Although not as fast by an imperceptible amount, it would be more reliable to use Windows Storage Spaces to just extend the primary drive, that way you can access everything on one larger virtual drive.

RealBeast

Titan
Moderator
I think that you will find motherboard based RAID to be far more unreliable than you can imagine, so do good backup. And it isn't just about RAID 0, but any motherboard based RAID.

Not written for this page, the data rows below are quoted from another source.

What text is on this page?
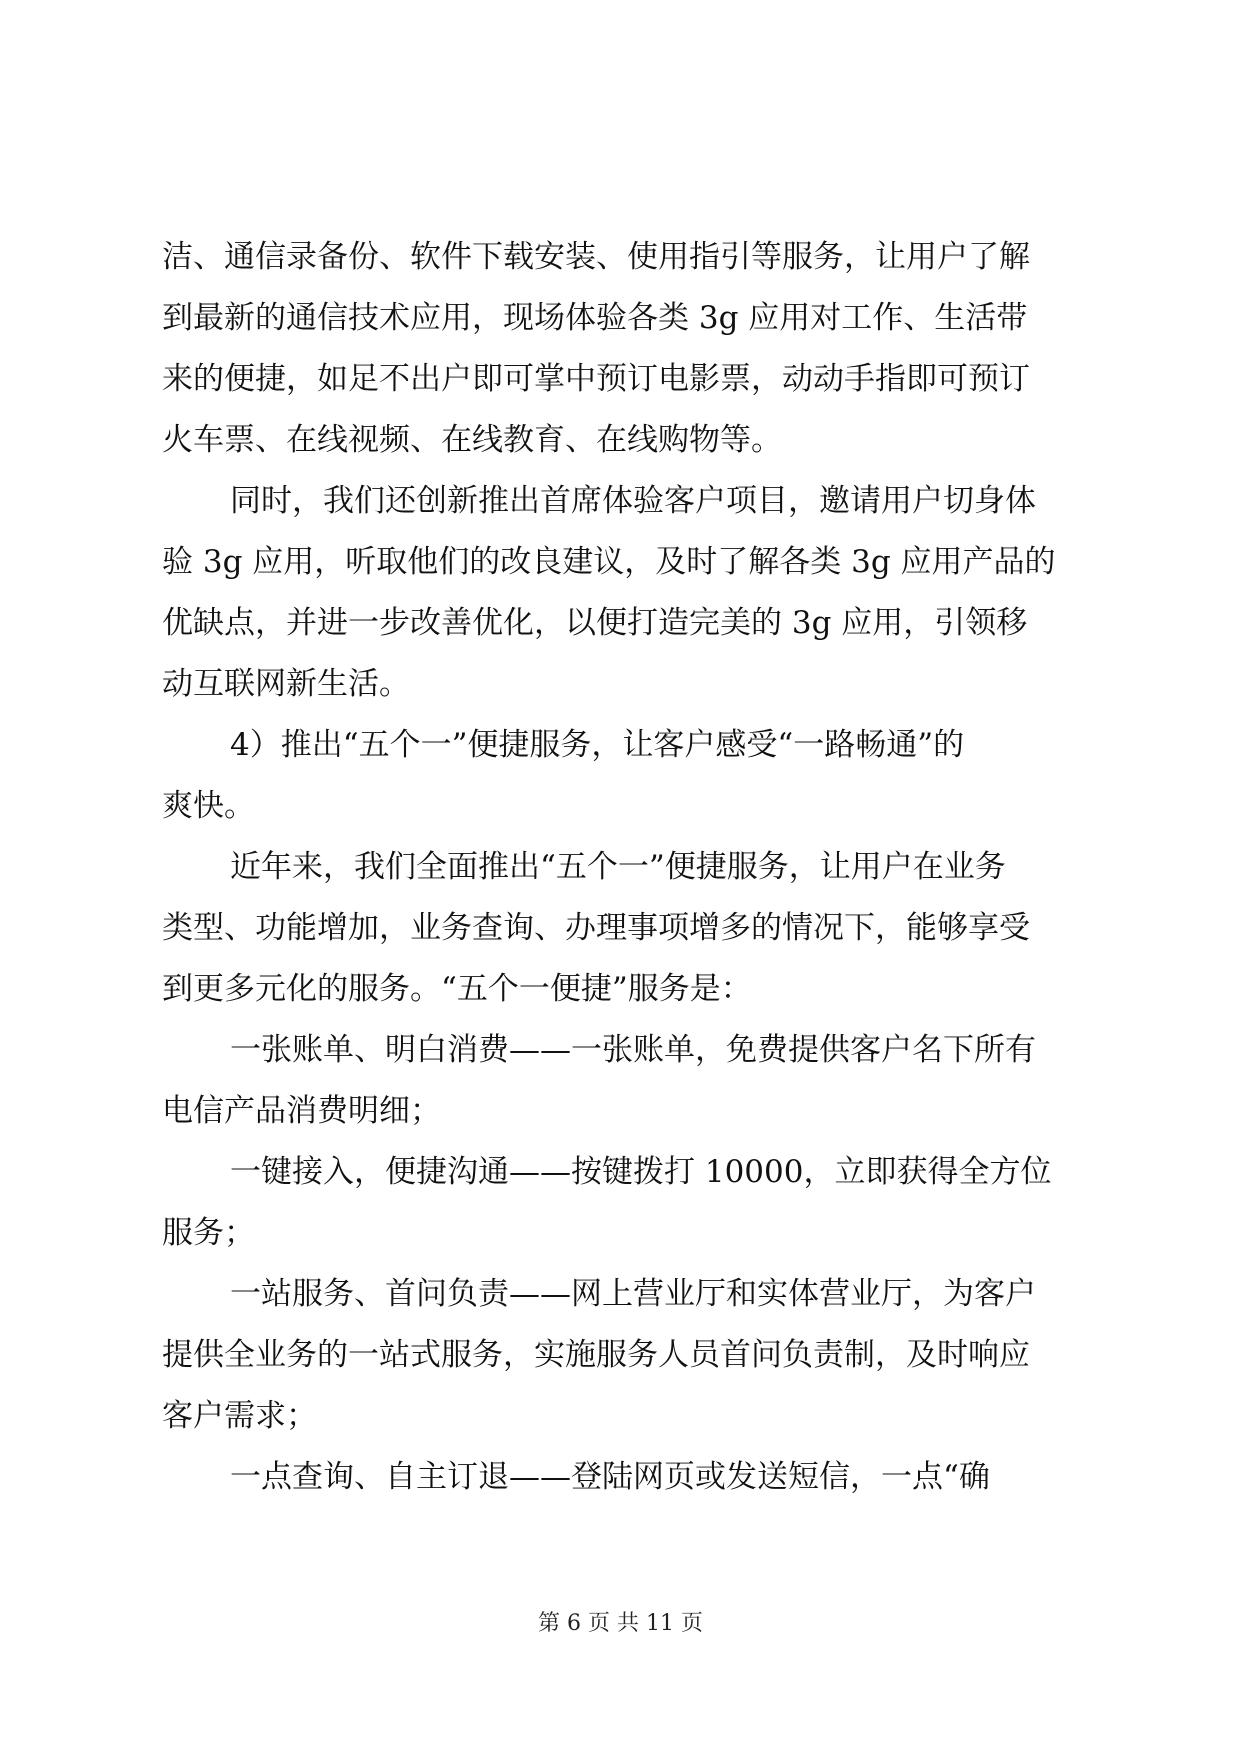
洁、通信录备份、软件下载安装、使用指引等服务，让用户了解
到最新的通信技术应用，现场体验各类 3g 应用对工作、生活带
来的便捷，如足不出户即可掌中预订电影票，动动手指即可预订
火车票、在线视频、在线教育、在线购物等。
同时，我们还创新推出首席体验客户项目，邀请用户切身体
验 3g 应用，听取他们的改良建议，及时了解各类 3g 应用产品的
优缺点，并进一步改善优化，以便打造完美的 3g 应用，引领移
动互联网新生活。
4）推出“五个一”便捷服务，让客户感受“一路畅通”的
爽快。
近年来，我们全面推出“五个一”便捷服务，让用户在业务
类型、功能增加，业务查询、办理事项增多的情况下，能够享受
到更多元化的服务。“五个一便捷”服务是：
一张账单、明白消费——一张账单，免费提供客户名下所有
电信产品消费明细；
一键接入，便捷沟通——按键拨打 10000，立即获得全方位
服务；
一站服务、首问负责——网上营业厅和实体营业厅，为客户
提供全业务的一站式服务，实施服务人员首问负责制，及时响应
客户需求；
一点查询、自主订退——登陆网页或发送短信，一点“确
第 6 页 共 11 页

Although not as fast by an imperceptible amount, it would be more reliable to use Windows Storage Spaces to just extend the primary drive, that way you can access everything on one larger virtual drive.
 
Solution

DSzymborski

Curmudgeon Pursuivant
Moderator
I guess my main question is if this is even a compatible option. Don't really want a lecture on how much of a performance boost I get off of it, it'll be better than what I have now and I can be cool and say I have it 🆒

Like a patient who just had a heart attack and told his cardiologist that he eats a pound of bacon for breakfast every morning, there's no way the cardiologist is going to not talk about it. It's not helping you and it's not better than the alternative; you'll get a few magic numbers in synthetic benchmarks while leaving your files at risk.

Nor is there any cool factor. Since enthusiasts know that RAID setups with modern hard drives make no sense for consumers except in a few very specific use cases, there's no rep gain using one. If you jumped into a group of experienced users and announced you had a RAID 0 setup for your gaming rig, the labels "poser" or "n00b" are likely to pop into their heads, not "cool!"